Predicting perturbation targets with causal differential networks

Rationally identifying variables responsible for changes to a biological system can enable myriad applications in disease understanding and cell engineering. From a causality perspective, we are given two datasets generated by the same causal model, one observational (control) and one interventional (perturbed). The goal is to isolate the subset of measured variables (e.g. genes) that were the targets of the intervention, i.e. those whose conditional independencies have changed. Knowing the causal graph would limit the search space, allowing us to efficiently pinpoint these variables. However, current algorithms that infer causal graphs in the presence of unknown intervention targets scale poorly to the hundreds or thousands of variables in biological data, as they must jointly search the combinatorial spaces of graphs and consistent intervention targets. In this work, we propose a causality-inspired approach for predicting perturbation targets that decouples the two search steps. First, we use an amortized causal discovery model to separately infer causal graphs from the observational and interventional datasets. Then, we learn to map these paired graphs to the sets of variables that were intervened upon, in a supervised learning framework. This approach consistently outperforms baselines for perturbation modeling on seven single-cell transcriptomics datasets, each with thousands of measured variables. We also demonstrate significant improvements over six causal discovery algorithms in predicting intervention targets across a variety of tractable, synthetic datasets.

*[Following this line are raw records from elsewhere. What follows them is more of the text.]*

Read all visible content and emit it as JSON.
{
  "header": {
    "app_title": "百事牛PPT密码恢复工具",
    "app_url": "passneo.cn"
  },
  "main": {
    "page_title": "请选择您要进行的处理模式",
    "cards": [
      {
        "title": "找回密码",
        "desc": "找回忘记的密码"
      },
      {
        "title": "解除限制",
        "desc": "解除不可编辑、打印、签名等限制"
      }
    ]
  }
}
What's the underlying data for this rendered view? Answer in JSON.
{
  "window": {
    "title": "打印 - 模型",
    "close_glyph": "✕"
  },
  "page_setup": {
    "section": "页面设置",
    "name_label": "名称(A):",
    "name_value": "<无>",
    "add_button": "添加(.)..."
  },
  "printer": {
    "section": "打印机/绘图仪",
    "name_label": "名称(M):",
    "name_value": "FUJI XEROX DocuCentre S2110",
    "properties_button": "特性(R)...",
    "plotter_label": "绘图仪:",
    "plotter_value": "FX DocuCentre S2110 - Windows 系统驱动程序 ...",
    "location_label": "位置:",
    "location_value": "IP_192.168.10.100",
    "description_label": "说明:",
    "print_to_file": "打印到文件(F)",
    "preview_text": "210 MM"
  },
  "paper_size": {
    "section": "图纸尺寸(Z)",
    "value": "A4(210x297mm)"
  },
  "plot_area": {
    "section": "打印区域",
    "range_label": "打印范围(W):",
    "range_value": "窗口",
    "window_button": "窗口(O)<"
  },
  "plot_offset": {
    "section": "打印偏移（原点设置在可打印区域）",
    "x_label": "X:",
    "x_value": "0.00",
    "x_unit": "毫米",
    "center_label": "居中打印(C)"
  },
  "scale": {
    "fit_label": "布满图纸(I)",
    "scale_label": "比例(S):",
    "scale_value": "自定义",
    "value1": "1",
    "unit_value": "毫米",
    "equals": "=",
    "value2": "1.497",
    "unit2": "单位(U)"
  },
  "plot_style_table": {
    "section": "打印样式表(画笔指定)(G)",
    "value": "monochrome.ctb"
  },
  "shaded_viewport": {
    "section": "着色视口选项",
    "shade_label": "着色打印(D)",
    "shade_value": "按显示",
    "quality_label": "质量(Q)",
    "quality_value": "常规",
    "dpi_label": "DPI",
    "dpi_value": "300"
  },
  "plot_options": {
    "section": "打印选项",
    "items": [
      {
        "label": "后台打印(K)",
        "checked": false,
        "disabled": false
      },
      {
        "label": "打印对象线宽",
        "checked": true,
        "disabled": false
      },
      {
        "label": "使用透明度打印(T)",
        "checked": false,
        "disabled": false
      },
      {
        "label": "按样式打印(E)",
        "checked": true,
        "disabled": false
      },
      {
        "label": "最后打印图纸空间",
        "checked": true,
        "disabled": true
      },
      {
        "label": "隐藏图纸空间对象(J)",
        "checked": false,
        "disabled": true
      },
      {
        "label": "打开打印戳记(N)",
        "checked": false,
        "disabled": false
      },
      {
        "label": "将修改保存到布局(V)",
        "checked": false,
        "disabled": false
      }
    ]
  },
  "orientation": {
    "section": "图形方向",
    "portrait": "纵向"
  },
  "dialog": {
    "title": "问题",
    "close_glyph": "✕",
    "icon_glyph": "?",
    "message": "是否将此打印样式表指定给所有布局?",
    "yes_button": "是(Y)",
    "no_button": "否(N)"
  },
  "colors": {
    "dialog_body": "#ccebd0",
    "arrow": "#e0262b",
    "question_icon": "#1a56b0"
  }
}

翻译：合理识别导致生物系统变化的变量，能够为疾病理解和细胞工程领域带来广泛应用。从因果关系的视角出发，我们获得由同一因果模型生成的两个数据集：一个为观测性数据（对照组），另一个为干预性数据（扰动组）。研究目标在于分离出作为干预靶点的被测变量子集（例如基因），即那些条件独立性已发生改变的变量。若已知因果图，则可限定搜索空间，从而有效定位这些变量。然而，现有在干预靶点未知情况下推断因果图的算法，在扩展到生物数据中成百上千个变量时效率低下，因为它们必须同时对图结构与一致干预靶点的组合空间进行联合搜索。本研究提出一种受因果启发的扰动靶点预测方法，将两个搜索步骤解耦。首先，我们使用摊销式因果发现模型分别从观测数据集和干预数据集中推断因果图；随后，在监督学习框架下，学习将这些成对因果图映射到受干预的变量集合。该方法在七个单细胞转录组学数据集（每个数据集包含数千个测量变量）的扰动建模任务中，始终优于基线模型。此外，我们在多种可处理的合成数据集上验证了该方法在预测干预靶点方面，相较于六种因果发现算法均有显著提升。